How different she looked now. He stared down at the hospital bed where she had lain for the last three years, ever since the riding acc
ident.
“Isabel, don’t ride him. I’m serious,” he had told her. The stallion was fresh off the racetrack, a black beast that had thrown every rider who had tried to get on his back.
She just laughed. “You should have seen the horses I rode as a child in Ireland.”
She had always loved riding fast on her motorcycle at Oxford. She’d always taken risks. There were times when he’d been frightened for her. But you couldn’t stop Isabel. It was just … the way she was.
When he’d been offered a position at Bartlett College, in Coleville, Virginia, he had worried that she would be bored. But she’d thrown herself into riding and the local horse scene, with its dressage shows and foxhunts.
Until the accident. He looked down at her, so pale, with tubes running into her arms and throat. His father’s death had been so different. One morning he had simply dropped dead in the bookstore. Congestive heart failure, the doctors had said. Afterward, Brendan sold the bookstore to a chain. He’d never wanted to set foot inside it again.
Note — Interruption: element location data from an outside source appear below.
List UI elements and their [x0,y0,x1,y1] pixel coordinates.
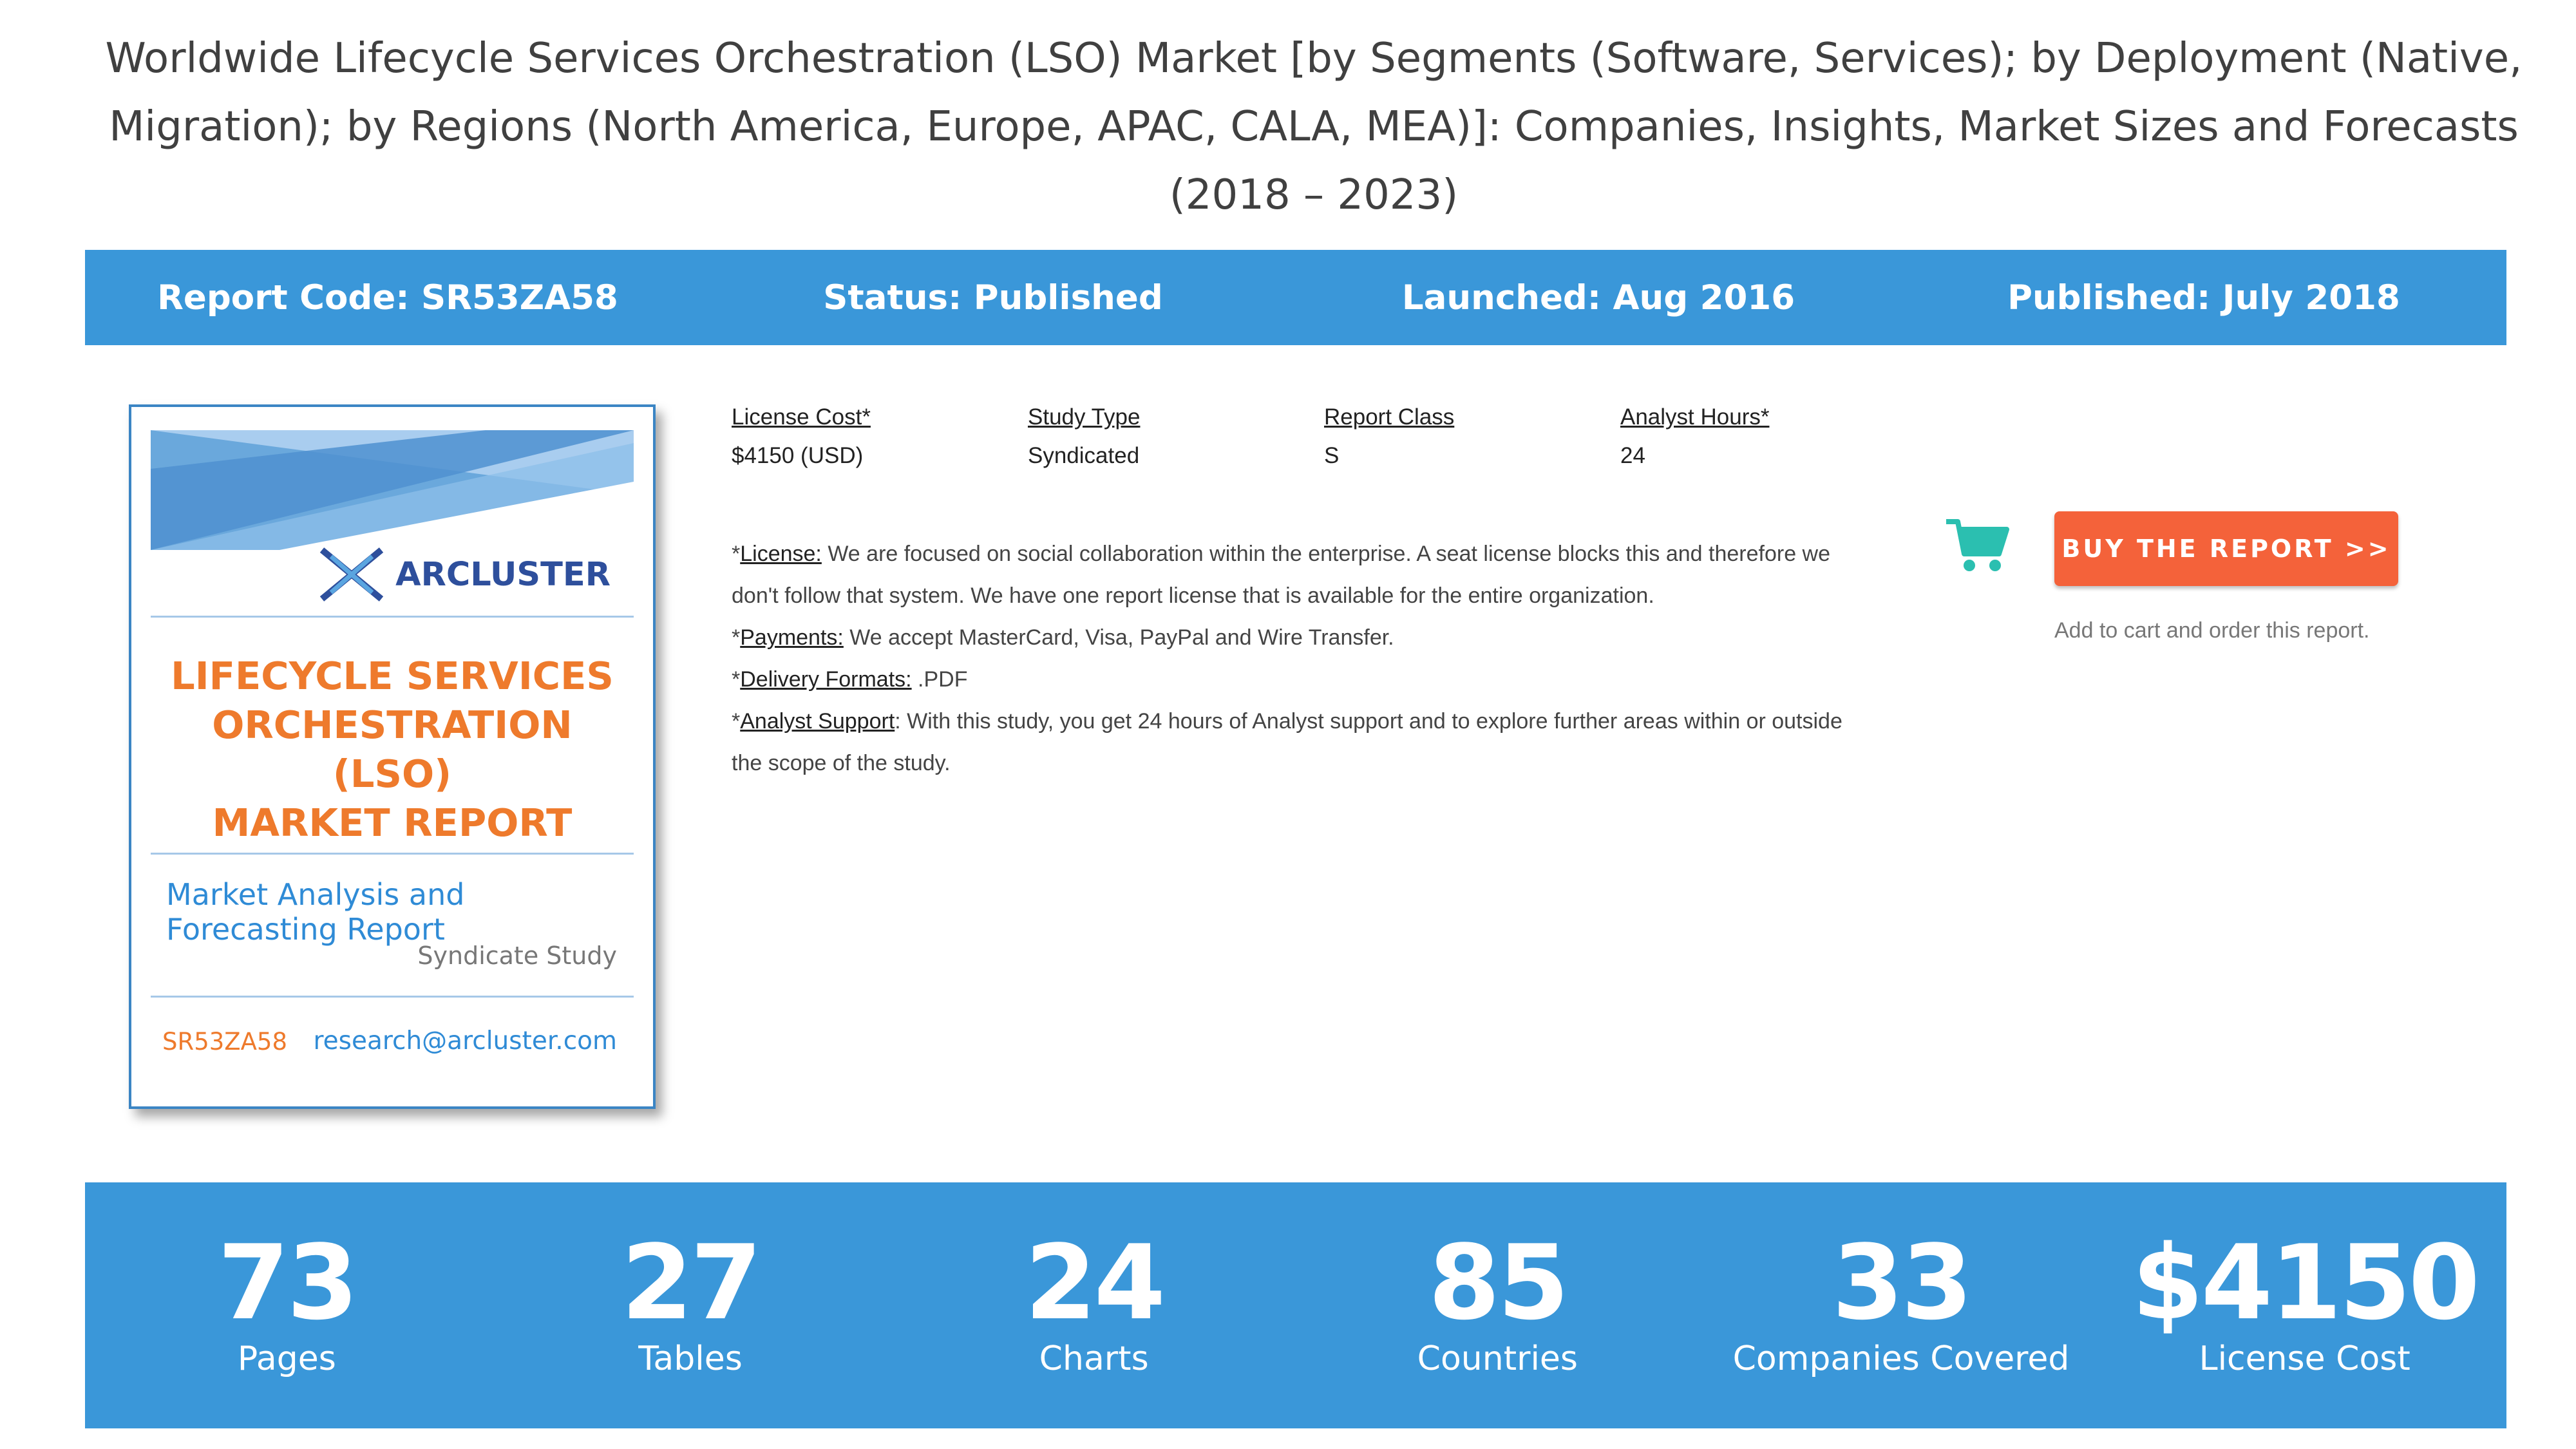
stat-value: 27 [621,1222,762,1343]
note-bullet: * [732,542,741,566]
detail-value: S [1324,443,1340,468]
analyst-note: *Analyst Support: With this study, you g… [732,701,1878,784]
detail-label: Study Type [1028,404,1141,430]
report-info-bar: Report Code: SR53ZA58 Status: Published … [85,250,2506,345]
note-bullet: * [732,625,741,650]
detail-value: Syndicated [1028,443,1140,468]
detail-study-type: Study Type Syndicated [1028,404,1140,469]
cover-banner-graphic [151,430,634,550]
stat-label: Companies Covered [1732,1340,2070,1378]
cover-report-code: SR53ZA58 [162,1028,288,1056]
stat-tables: 27 Tables [489,1182,893,1428]
buy-report-button[interactable]: BUY THE REPORT >> [2054,511,2398,586]
stat-label: Charts [1039,1340,1149,1378]
stat-label: Countries [1417,1340,1578,1378]
shopping-cart-icon-graphic [1946,519,2009,571]
note-bullet: * [732,709,741,734]
cover-brand-name: ARCLUSTER [395,555,611,594]
detail-label: License Cost* [732,404,871,430]
page-title: Worldwide Lifecycle Services Orchestrati… [105,35,2523,219]
cover-subtitle: Market Analysis and Forecasting Report [166,877,465,947]
detail-report-class: Report Class S [1324,404,1454,469]
report-code: Report Code: SR53ZA58 [157,278,618,317]
stat-value: 24 [1025,1222,1166,1343]
detail-value: 24 [1620,443,1645,468]
cover-report-title: LIFECYCLE SERVICES ORCHESTRATION (LSO) M… [151,652,634,848]
launch-date: Launched: Aug 2016 [1401,278,1795,317]
arcluster-logo-icon [319,547,384,601]
note-text: : With this study, you get 24 hours of A… [732,709,1842,775]
note-text: .PDF [911,667,968,692]
cart-hint: Add to cart and order this report. [2054,618,2370,643]
cover-divider [151,616,634,618]
license-note: *License: We are focused on social colla… [732,533,1878,617]
publish-date: Published: July 2018 [2007,278,2400,317]
note-bullet: * [732,667,741,692]
stat-value: 33 [1832,1222,1973,1343]
cover-study-kind: Syndicate Study [417,942,617,970]
payments-note: *Payments: We accept MasterCard, Visa, P… [732,617,1878,659]
shopping-cart-icon[interactable] [1944,516,2011,577]
delivery-note: *Delivery Formats: .PDF [732,659,1878,701]
report-terms: *License: We are focused on social colla… [732,533,1878,784]
note-key: Delivery Formats: [740,667,912,692]
detail-value: $4150 (USD) [732,443,864,468]
report-status: Status: Published [823,278,1163,317]
cover-brand: ARCLUSTER [318,547,611,601]
note-key: Analyst Support [740,709,895,734]
note-text: We are focused on social collaboration w… [732,542,1831,608]
cover-divider [151,853,634,855]
note-text: We accept MasterCard, Visa, PayPal and W… [843,625,1394,650]
detail-label: Report Class [1324,404,1455,430]
cover-title-line: MARKET REPORT [212,800,573,845]
detail-analyst-hours: Analyst Hours* 24 [1620,404,1769,469]
report-stats-bar: 73 Pages 27 Tables 24 Charts 85 Countrie… [85,1182,2506,1428]
stat-value: $4150 [2132,1222,2480,1343]
stat-countries: 85 Countries [1296,1182,1700,1428]
note-key: Payments: [740,625,844,650]
report-cover-image: ARCLUSTER LIFECYCLE SERVICES ORCHESTRATI… [129,404,656,1109]
detail-label: Analyst Hours* [1620,404,1770,430]
stat-label: License Cost [2199,1340,2410,1378]
stat-label: Tables [638,1340,743,1378]
stat-value: 73 [218,1222,359,1343]
stat-label: Pages [237,1340,336,1378]
stat-companies-covered: 33 Companies Covered [1700,1182,2103,1428]
stat-license-cost: $4150 License Cost [2103,1182,2506,1428]
note-key: License: [740,542,822,566]
cover-divider [151,996,634,998]
stat-charts: 24 Charts [892,1182,1296,1428]
cover-title-line: LIFECYCLE SERVICES [171,654,614,698]
stat-value: 85 [1428,1222,1569,1343]
cover-email: research@arcluster.com [313,1027,617,1056]
detail-license-cost: License Cost* $4150 (USD) [732,404,871,469]
cover-title-line: ORCHESTRATION (LSO) [212,703,573,796]
stat-pages: 73 Pages [85,1182,489,1428]
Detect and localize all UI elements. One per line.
“Are you all right, Dr. Thorne?” asked the nurse.
“Yes, I’m fine,” he said, turning to go. “I’ll be back on Thursday.” But when he got back to his office at Bartlett, Michael Fitch, the department chair, told him there was a candidate interviewing on Thursday. An Evelyn Morgan.
“I’d particularly like you to be there, Brendan,” he said. “Her doctoral dissertation is on the Green Man legend in Europe, and you’re our resident expert. We need her, of course. School starts in a month, and we don’t have anyone to teach Randolph’s classes. But I want to make sure her research is, you know, what we would want in an associate professor. Here’s a copy of her CV.”
Evelyn Morgan. Could it be her? B.A. from Harvard, with a semester at Oxford. Ph.D. from Columbia. It had to be. And in her list of publications—it couldn’t be, but it was: Green Thoughts. She had run away from him, but still she’d written a poem about The Tale of the Green Knight.